Sorry it took so long, but here are the muffins discussed at some length back on February 4th.


Honesty compels me to admit the low-fat version was an accident ( I was melting the butter on the woodstove in another room, and you know what they say about “out of sight…”). But it turns out these muffins are very tasty – maybe even tastier – when the only butter you use is used to grease the cups. Just be warned that that’s tasty, not tender; texture is definitely better when you put the butter in. And muffins made with no added fat get stale a lot faster.

For 12 muffins:

1 cup wheat bran
1 1/3 cups whole milk yogurt
¼ cup butter (optional, see above), plus butter for the pan(s)
1 ¾ cups whole wheat pastry flour
1 ½ tsp. fresh* baking powder
1 ½ tsp. baking soda
½ tsp salt, or a bit more if it’s unsalted butter
2 extra-large eggs
¼ cup lightly piled* brown sugar
¼ cup molasses
3 tbl. wheat germ
¾ cup light or dark raisins or diced dried apricots or any combination thereof.

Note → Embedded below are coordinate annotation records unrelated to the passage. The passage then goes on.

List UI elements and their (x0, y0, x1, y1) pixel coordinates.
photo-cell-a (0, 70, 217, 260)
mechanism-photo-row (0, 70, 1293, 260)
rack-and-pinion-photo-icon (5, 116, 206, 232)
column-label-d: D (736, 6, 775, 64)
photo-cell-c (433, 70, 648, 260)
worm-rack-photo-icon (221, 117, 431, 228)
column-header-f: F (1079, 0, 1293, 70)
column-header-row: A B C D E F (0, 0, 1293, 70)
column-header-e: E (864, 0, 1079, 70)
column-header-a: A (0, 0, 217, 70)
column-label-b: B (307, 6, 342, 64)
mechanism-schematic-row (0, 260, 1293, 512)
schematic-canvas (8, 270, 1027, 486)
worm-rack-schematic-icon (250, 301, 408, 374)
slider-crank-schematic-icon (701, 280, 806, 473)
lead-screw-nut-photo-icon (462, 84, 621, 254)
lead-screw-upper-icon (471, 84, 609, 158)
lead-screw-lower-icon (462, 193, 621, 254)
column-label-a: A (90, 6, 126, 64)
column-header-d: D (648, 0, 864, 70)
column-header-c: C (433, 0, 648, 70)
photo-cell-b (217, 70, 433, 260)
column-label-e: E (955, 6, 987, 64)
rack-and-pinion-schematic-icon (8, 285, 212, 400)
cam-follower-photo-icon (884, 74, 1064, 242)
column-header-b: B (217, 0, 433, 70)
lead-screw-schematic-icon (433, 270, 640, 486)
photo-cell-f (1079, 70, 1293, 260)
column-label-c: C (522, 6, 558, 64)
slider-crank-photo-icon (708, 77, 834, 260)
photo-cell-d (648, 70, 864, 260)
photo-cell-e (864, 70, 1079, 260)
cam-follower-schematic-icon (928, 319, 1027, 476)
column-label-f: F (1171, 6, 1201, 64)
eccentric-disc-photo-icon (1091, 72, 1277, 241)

1. Set oven to 400 degrees.

2. In a small bowl, mix the bran with about half the yogurt. Set aside. In another small bowl, whisk together the flour, baking powder, baking soda and salt.

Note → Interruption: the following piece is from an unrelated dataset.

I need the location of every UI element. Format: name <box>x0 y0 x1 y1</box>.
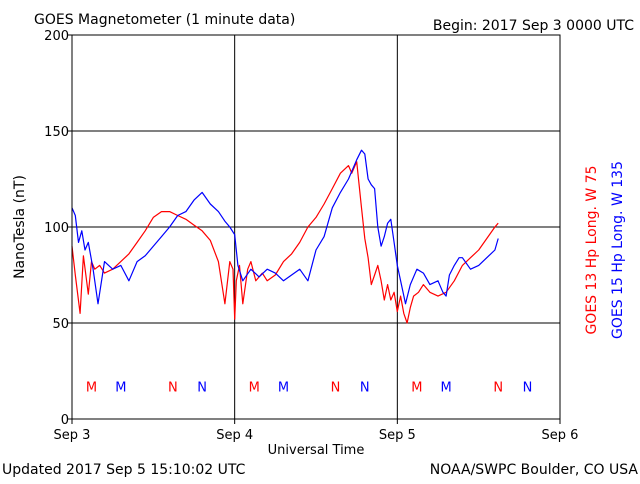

3. Melt the butter if using. Heavily butter a dozen* 1/3-cup muffin cups.

4. Use the whisk to lightly beat the eggs, then beat in the remaining yogurt, brown sugar, molasses, wheat germ and reserved bran mixture.

5. Switch to a large mixing spoon and quickly stir in the fruit lumps, then the flour mixture. Distribute among the prepared muffin cups, filling them 3/4 to 4/5 full (these don’t rise all that much). Bake until well browned and dry-toothpick producing, about 20 minutes. Cool briefly in the pan before turning out onto a rack or into the breadbasket.

* Fresh Baking Powder: Unless you’re really big for biscuits or belong to Cornbread Nation, it’s quite likely your can of baking powder has been around long enough to lose lifting power. If you have reason to suspect staleness, dissolve a teaspoon or so in a half cup of hot water and watch for vigorous fizzing. Medium fizzing is ok – just use 2 teaspoons. But languid bubbles or none at all mean it’s time for a new can.

*Measuring Brown Sugar: Because brown sugars vary so much in comparative loft, the famous instruction “tightly packed” helps ensure accuracy when you’re measuring by volume. But I can’t bring myself to call for “2 tablespoons plus 2 teaspoons tightly packed brown sugar,” which is about the amount you want. (In theory, tight packing also smooths lumps. In theory. )

* Muffin Cups: Hold quite different amounts, so it pays to measure. It also pays to use two 6-cup pans instead of one that holds a dozen. The 2 in the middle of a 12 cupper don’t get as much heat as those on the outside, so they tend to rise less and cook less quickly.